Le nif et la redjla !
Omar est un petit pêcheur de sardines. Il est poète également. Il a terminé un recueil de qacidate qu’il souhaite éditer. Pauvre, il emprunte 1 000 DA à Boualem, son voisin et ami. Les mois passent, il ne peut éditer son recueil, a dépensé les 1 000 DA et évite Boualem à qui il doit rendre l’argent emprunté. Début d’une déprime à cause de l’honneur, le nif. Il n’arrive pas à dormir, que doit-il faire, comment rembourser ? Zohra, sa femme, s’en rend compte. Son mari est perturbé. Qu’a-t-il ? En marmonnant, il ne fait que répéter des vers écrits par lui : «Elli i khémam ou ma yarkadch fiddarou/ ilzamlou ikoun fahem/ maye féraq maâ djarou/ ghir li isellef adraham.»Le temps passe, Omar est mal au point. Il évite Boualem. Son état s’aggrave, il parle seul. Dans sa chambre, sur un vieux tourne-disque «Teppaz», il écoute, ininterrompu, Sabhane Ellah yaltif d’El-Anka. Chanson du nif ou redjla.
– Omar, tu m’inquiètes, que se passe-t-il, lui demande sa femme.
– Je dois de l’argent à Boualem et je ne peux le lui rendre.
– Quoi ? Et c’est seulement pour cela que tu ne dors plus !
Un soir, alors qu’elle voyait son mari dans un état dépressif, Zohra monte sur un escabeau et appelle la femme de Boualem de l’autre côté du mur :
– Saliha, viens, j’ai à te parler.
– Qu’y a-t-il, Zohra ?
– Tu dis à Boualem ton mari que les 1 000 DA, il ne les reverra jamais.

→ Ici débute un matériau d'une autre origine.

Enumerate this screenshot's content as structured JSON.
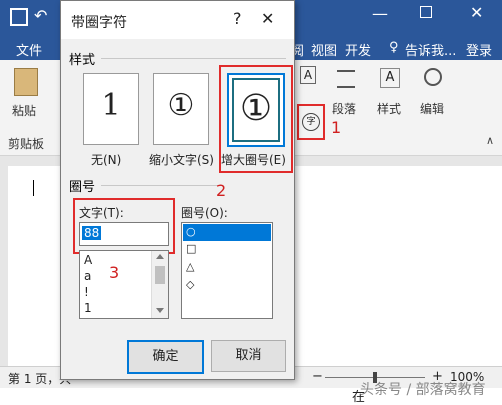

En criant très fort pour qu’Omar l’entende. Puis, Zohra rentre dans la chambre :
– Dors, maintenant. L’affaire est réglée, tu ne dois rien à personne.
Un matin, Zohra ramène le café «nosnoss» à son mari Omar. Il n’est pas dans la chambre.
Le lit n’est pas défait. Elle s’inquiète, c’est inhabituel.
C’est seulement vers midi que des garçons viennent frapper à la porte :
– Khalti Zohra ! Khalti Zohra ! On vient de retrouver le cadavre d’Omar sur la plage.
Que s’est-il passé ? Inhibé par le nif et la redjla, pris de remords de ne pouvoir rendre l’argent à Boualem, Omar a pris sa petite barque, s’en est allé au loin par grosse mer et s’est jeté à l’eau.
Depuis, Zohra déprime et ne fait qu’écouter la chanson écrite par El-Badji pour El-Ankis, Ya bahr Ettoufane : Khrajna sebna chi louhat/ Marfou3in fouq el moujate/ Bayène bli hbibi mal/ Irahmou ya ramant/ Ya bahr ettouffane.
Extrapolation : Ah ! Si tous ceux qui ont volé ou emprunté de l’argent aux banques pour des prêts non remboursés avaient le nif et la redjla de Omar pour rendre l’argent ! L’Algérie aurait été «patronne» du FMI, aurait acheté le Qatar, le PSG et Messi. Mais, Allah ghalleb ! dit-on. Quelle joli mot qui permet de nous taire et d’être en bonne conscience avec nous-mêmes. Comme il y a belle lurette que l’être humain n’émeut personne, les gens comme Omar peuvent se suicider ou… s’immoler sous le regard des passants ! Khti rassi.